A: Having been a Meryl Streep fan, basically my whole adult life, I was beyond thrilled when I was hired for Into The Woods - being told that she was playing the witch. It was even better to find out three months later that she would be starring in Ricki and the Flash and I would get to cast that film with Jonathan Demme. This time Meryl came to auditions and read with people. That was one of the best weeks I've ever had.
Q: What's your views on casting new talent? Do you ever purposely look out for new talent when casting a production?
A: I personally love getting to work on projects that cast new talent. It's great to be introduced to new people and have a hand in helping them get work or introducing them to creative teams.

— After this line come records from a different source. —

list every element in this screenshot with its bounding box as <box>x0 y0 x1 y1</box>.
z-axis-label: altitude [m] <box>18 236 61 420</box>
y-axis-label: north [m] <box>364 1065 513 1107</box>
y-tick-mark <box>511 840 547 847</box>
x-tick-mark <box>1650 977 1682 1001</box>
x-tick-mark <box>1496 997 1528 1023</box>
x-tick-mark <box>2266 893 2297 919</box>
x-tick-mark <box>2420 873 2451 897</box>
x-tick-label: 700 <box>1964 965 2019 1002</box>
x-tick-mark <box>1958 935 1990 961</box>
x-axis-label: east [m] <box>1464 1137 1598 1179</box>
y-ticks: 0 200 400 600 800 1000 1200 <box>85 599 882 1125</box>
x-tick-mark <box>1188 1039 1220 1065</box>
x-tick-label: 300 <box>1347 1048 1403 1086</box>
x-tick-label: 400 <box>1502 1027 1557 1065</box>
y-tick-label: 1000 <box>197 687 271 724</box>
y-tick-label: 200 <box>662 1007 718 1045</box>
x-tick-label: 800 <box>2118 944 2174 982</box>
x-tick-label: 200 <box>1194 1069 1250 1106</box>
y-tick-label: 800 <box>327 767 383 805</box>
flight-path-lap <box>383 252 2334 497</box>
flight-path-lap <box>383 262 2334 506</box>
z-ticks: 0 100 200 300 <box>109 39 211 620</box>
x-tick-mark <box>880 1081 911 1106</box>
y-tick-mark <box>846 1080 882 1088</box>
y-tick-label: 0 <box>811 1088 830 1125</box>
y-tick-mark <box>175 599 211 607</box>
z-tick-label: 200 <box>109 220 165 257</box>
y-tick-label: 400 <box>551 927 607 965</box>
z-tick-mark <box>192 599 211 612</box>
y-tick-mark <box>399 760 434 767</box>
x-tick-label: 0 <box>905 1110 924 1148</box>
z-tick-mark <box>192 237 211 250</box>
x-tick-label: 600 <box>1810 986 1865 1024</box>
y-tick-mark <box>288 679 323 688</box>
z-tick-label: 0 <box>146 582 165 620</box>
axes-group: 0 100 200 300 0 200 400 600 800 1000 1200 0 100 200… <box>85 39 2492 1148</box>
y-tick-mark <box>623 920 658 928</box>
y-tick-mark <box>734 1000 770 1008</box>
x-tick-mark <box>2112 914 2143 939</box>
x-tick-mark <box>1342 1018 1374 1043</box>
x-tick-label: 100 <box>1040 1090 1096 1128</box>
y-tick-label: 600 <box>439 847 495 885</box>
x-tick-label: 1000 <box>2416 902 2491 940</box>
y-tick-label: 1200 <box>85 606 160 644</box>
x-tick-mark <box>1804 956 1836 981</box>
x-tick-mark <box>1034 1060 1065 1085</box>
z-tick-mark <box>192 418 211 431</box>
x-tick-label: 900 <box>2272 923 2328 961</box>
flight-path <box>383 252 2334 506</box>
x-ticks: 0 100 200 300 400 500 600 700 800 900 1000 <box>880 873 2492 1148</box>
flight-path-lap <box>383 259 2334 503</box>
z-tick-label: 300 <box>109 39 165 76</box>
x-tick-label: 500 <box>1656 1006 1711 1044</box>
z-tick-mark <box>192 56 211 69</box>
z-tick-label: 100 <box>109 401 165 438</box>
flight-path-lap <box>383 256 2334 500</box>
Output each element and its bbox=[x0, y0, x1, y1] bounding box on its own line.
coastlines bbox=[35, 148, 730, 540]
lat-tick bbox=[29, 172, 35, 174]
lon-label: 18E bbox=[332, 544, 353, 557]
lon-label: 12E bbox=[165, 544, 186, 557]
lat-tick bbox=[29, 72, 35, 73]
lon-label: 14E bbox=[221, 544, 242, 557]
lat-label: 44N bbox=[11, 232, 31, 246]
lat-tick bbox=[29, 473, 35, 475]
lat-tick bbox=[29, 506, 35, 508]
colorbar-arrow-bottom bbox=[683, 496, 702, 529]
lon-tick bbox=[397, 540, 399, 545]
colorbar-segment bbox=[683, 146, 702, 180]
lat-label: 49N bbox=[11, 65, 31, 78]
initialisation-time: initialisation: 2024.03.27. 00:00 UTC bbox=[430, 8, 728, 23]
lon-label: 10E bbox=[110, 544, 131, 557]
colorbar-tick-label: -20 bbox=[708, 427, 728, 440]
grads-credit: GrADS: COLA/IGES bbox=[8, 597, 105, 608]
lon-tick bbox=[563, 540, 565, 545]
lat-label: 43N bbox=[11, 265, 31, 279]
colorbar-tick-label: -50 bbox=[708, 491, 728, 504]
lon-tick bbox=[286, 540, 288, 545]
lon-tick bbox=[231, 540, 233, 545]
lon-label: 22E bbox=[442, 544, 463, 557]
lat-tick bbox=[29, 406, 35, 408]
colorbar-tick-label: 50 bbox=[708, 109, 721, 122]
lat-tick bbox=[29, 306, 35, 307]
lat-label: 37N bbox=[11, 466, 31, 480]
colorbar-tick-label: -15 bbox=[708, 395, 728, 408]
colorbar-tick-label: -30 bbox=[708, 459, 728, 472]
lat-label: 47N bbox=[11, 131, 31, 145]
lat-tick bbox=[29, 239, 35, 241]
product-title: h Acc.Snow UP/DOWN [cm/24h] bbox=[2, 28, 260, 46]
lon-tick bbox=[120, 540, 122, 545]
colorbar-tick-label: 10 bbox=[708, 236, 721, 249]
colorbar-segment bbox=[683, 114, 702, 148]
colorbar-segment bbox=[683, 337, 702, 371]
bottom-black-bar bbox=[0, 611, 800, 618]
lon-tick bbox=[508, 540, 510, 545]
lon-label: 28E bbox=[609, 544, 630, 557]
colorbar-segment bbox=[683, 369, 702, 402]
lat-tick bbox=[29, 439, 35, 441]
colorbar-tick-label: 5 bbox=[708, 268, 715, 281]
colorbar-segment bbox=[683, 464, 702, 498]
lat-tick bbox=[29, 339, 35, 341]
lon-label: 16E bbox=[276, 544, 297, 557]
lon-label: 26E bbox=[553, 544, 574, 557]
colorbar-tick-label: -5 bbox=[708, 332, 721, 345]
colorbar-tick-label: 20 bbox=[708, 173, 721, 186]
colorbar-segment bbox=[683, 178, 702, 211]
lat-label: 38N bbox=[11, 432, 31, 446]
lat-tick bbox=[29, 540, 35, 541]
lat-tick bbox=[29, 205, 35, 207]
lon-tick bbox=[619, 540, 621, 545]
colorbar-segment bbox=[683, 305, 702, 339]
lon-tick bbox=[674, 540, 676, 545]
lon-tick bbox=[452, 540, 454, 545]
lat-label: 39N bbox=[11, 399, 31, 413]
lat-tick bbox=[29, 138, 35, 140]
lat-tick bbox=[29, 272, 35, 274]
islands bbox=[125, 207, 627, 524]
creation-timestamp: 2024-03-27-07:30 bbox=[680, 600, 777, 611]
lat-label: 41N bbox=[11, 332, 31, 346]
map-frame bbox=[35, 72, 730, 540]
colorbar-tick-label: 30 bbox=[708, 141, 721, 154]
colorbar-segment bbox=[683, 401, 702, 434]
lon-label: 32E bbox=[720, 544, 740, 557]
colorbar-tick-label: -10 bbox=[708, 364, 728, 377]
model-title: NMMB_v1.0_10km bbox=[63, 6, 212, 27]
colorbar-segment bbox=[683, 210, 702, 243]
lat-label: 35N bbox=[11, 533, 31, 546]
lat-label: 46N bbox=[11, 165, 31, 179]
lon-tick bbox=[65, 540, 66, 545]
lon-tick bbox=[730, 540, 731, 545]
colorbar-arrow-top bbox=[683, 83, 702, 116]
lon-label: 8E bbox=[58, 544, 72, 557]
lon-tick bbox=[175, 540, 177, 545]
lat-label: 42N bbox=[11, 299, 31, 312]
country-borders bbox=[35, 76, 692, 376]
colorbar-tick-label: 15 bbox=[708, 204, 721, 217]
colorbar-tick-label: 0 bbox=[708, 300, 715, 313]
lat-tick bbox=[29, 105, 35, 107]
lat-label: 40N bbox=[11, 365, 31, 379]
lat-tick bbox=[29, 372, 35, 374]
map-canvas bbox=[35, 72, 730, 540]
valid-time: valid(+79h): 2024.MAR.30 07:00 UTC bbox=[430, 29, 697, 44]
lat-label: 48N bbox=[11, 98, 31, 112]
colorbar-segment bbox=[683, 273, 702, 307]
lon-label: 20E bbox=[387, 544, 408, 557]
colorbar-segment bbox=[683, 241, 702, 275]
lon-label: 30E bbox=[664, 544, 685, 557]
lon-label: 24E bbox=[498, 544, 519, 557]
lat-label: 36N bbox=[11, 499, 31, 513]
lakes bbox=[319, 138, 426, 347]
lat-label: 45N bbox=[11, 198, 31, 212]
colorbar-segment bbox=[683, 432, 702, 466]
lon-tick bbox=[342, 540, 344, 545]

Mostly that happens when the project is looking for younger people because that makes more sense that it would be people who would be new.
Q: If an actor is not a YouTube star, a Vine star, doesnt have a big agent(or manager) and they find out that a casting director is casting a film they are very interested in, what can that person do to get noticed by that casting director or to even get in the door?
A: I think anytime an actor wants to write a letter or a note with their picture, resume and possibly reel and approach a casting director in a professional way - all the better. Personally, I am always open to hearing from actors I don't know. It is a business so approaching the letter or the casting director should in a business-like manner.
Q: Hello Mr. Telsey, I was wondering if you have any advice for people who want to become casting directors?
A: Start seeing as much theater, film and tv as you possibly can. Start acquiring a taste for the actors that you like. Possibly, if you can, go intern for a casting director and learn the ropes of the industry and see if it's something you want to do.